Wavelength information from the entire range can be obtained in a single spectral imaging operation. With C1si, there is no need to acquire a limited wavelength range and rescan the specimen to acquire the rest of the spectrum. After spectral imaging, you can easily display images that are filtered with any desired wavelength range.

The ends of the fluorescence fibers and detector surfaces use a proprietary anti-reflective coating to reduce signal loss to a minimum, achieving a high optical transmission.

Because all spectral channels are acquired in a single scan, C1s allows you to acquire temporally resolved spectral data. Time series acquisitions can be run at the maximum frame rate for the instrument, with a fixed delay, or on a user specified schedule.

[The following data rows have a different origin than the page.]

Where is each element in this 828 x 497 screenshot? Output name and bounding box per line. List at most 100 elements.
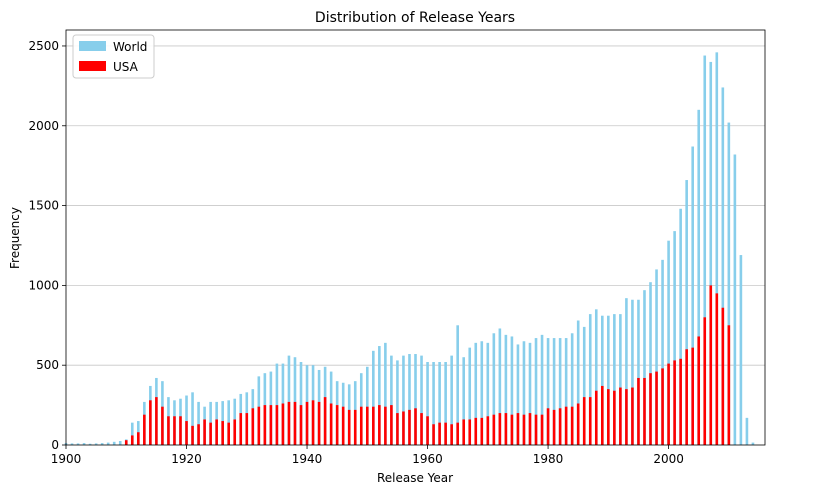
bar-world <box>601 315 604 445</box>
bar-world <box>673 231 676 445</box>
bar-usa <box>161 406 164 445</box>
bar-world <box>94 443 98 445</box>
bar-usa <box>203 419 206 445</box>
bar-world <box>727 122 731 446</box>
bar-world <box>546 338 550 445</box>
bar-world <box>576 320 580 445</box>
bar-usa <box>287 401 291 445</box>
bar-world <box>384 342 387 445</box>
bar-usa <box>552 409 556 445</box>
bar-usa <box>323 397 327 445</box>
bar-usa <box>534 414 538 445</box>
bar-world <box>299 362 303 445</box>
bar-world <box>365 366 369 445</box>
bar-world <box>751 442 755 445</box>
bar-usa <box>359 406 363 445</box>
bar-world <box>745 417 749 445</box>
bar-world <box>655 269 658 445</box>
bar-world <box>432 362 435 445</box>
bar-usa <box>667 363 670 445</box>
bar-usa <box>245 413 249 445</box>
bar-usa <box>679 358 682 445</box>
bar-world <box>293 357 297 445</box>
bar-usa <box>492 414 496 445</box>
bar-world <box>510 336 514 445</box>
x-tick-label: 1980 <box>533 452 564 466</box>
bar-world <box>100 443 104 445</box>
bar-world <box>733 154 737 445</box>
bar-world <box>456 325 459 445</box>
bar-usa <box>607 389 610 445</box>
bar-usa <box>215 419 218 445</box>
bar-usa <box>691 347 694 445</box>
bar-world <box>703 55 707 446</box>
bar-world <box>402 355 405 445</box>
bar-world <box>106 442 110 445</box>
bar-usa <box>137 432 140 445</box>
bar-usa <box>703 317 707 445</box>
x-axis-ticks: 1900 1920 1940 1960 1980 2000 <box>51 445 684 466</box>
bar-usa <box>697 336 701 445</box>
bar-world <box>82 443 86 445</box>
bar-world <box>619 314 622 445</box>
y-tick-label: 2500 <box>28 39 59 53</box>
bar-usa <box>426 416 429 445</box>
bar-world <box>444 362 447 445</box>
bar-world <box>637 299 640 445</box>
y-tick-label: 1000 <box>28 278 59 292</box>
bar-usa <box>444 422 447 445</box>
bar-usa <box>576 403 580 445</box>
bar-usa <box>281 403 285 445</box>
bar-world <box>426 362 429 445</box>
bar-world <box>492 333 496 445</box>
bar-usa <box>239 413 243 445</box>
bar-usa <box>185 421 188 445</box>
bar-usa <box>227 422 230 445</box>
bar-usa <box>631 387 634 445</box>
bar-usa <box>498 413 502 445</box>
bar-world <box>625 298 628 445</box>
bar-usa <box>317 401 321 445</box>
bar-usa <box>209 422 212 445</box>
legend-label-usa: USA <box>113 60 139 74</box>
bar-world <box>558 338 562 445</box>
bar-usa <box>335 405 339 445</box>
legend-swatch-world <box>79 41 106 51</box>
bar-usa <box>601 385 604 445</box>
bar-world <box>396 360 399 445</box>
bar-usa <box>546 408 550 445</box>
bar-world <box>516 344 520 445</box>
bar-world <box>522 341 526 445</box>
bar-world <box>588 314 592 445</box>
bar-world <box>582 326 586 445</box>
x-tick-label: 1960 <box>412 452 443 466</box>
bar-world <box>613 314 616 445</box>
bar-usa <box>558 408 562 445</box>
bar-world <box>739 255 743 445</box>
bar-world <box>667 240 670 445</box>
bar-world <box>643 290 646 445</box>
bar-usa <box>257 406 261 445</box>
series-usa <box>124 285 731 445</box>
bar-world <box>661 259 664 445</box>
bar-usa <box>474 417 478 445</box>
legend: World USA <box>72 34 155 79</box>
bar-usa <box>456 422 459 445</box>
bar-usa <box>655 371 658 445</box>
y-tick-label: 500 <box>36 358 59 372</box>
bar-world <box>528 342 532 445</box>
y-tick-label: 2000 <box>28 119 59 133</box>
bar-usa <box>661 368 664 445</box>
bar-usa <box>414 408 417 445</box>
bar-usa <box>564 406 568 445</box>
bar-usa <box>275 405 279 445</box>
bar-world <box>474 342 478 445</box>
bar-world <box>390 355 393 445</box>
bar-world <box>450 355 453 445</box>
bar-world <box>275 363 279 445</box>
bar-usa <box>504 413 508 445</box>
bar-usa <box>341 406 345 445</box>
y-axis-ticks: 0 500 1000 1500 2000 2500 <box>28 39 66 452</box>
bar-usa <box>305 401 309 445</box>
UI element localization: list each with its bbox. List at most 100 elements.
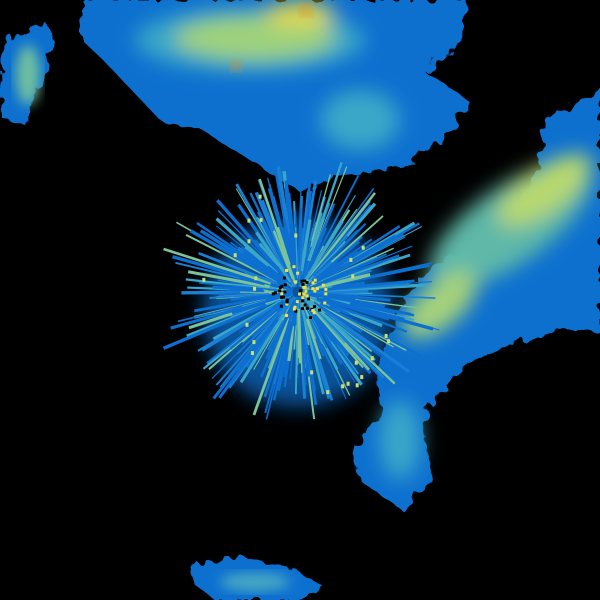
clutter-streak — [267, 320, 284, 351]
echo-green — [16, 45, 40, 105]
clutter-streak — [305, 298, 377, 365]
clutter-speck — [354, 360, 358, 365]
clutter-streak — [315, 280, 412, 292]
clutter-speck — [250, 351, 254, 356]
clutter-streak — [324, 312, 397, 370]
clutter-core — [304, 289, 308, 293]
clutter-streak — [209, 292, 270, 299]
clutter-core — [301, 283, 305, 287]
clutter-streak — [312, 261, 333, 280]
clutter-streak — [305, 318, 322, 360]
clutter-streak — [324, 299, 371, 315]
clutter-streak — [177, 298, 270, 323]
clutter-core — [280, 295, 284, 299]
clutter-core — [278, 285, 282, 289]
clutter-streak — [189, 229, 285, 286]
clutter-streak — [212, 297, 287, 341]
clutter-streak — [197, 306, 273, 352]
clutter-streak — [241, 310, 278, 343]
clutter-streak — [277, 306, 293, 336]
clutter-core — [315, 287, 319, 291]
clutter-streak — [306, 192, 376, 281]
clutter-core — [278, 289, 282, 293]
clutter-streak — [172, 255, 278, 288]
clutter-streak — [276, 322, 294, 392]
clutter-streak — [252, 299, 285, 322]
clutter-core — [308, 316, 312, 320]
echo-green — [175, 16, 335, 60]
clutter-speck — [360, 375, 364, 380]
clutter-core — [313, 289, 317, 293]
clutter-speck — [355, 383, 359, 388]
clutter-core — [324, 292, 328, 296]
clutter-speck — [253, 286, 257, 291]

FRAP (Fluorescence Recovery After Photobleaching) experiments are also possible using a macro program. The laser can be precisely pointed to photobleach a user defined ROI (Region of Interest) at one or more specific locations within the scanned field. The region can be a circle, an ellipse, a rectangle, or even a point or a line. Donut shaped regions can also be drawn allowing recovery of the bleached probe from pools located both inside and outside of the region. Other FRAP techniques including iFRAP (interval FRAP) and FLIP (Fluorescence Loss in Photobleaching) are also supported.

Switching between eyepiece observation and laser scanning modes is accomplished with a click on an icon. When the motorized TE2000-E Inverted Microscope or the ECLIPSE 90i Upright Microscope is used, the microscope can be controlled via the C1si system software, which frees users from the burden of changing optical paths and allows them to concentrate on data collection.

Three wavelength resolution settings of 2.5, 5, and 10nm are available. At 10nm, spectra over a full range of 320nm can be obtained in a single scan, a capability unmatched by previous spectral imaging systems.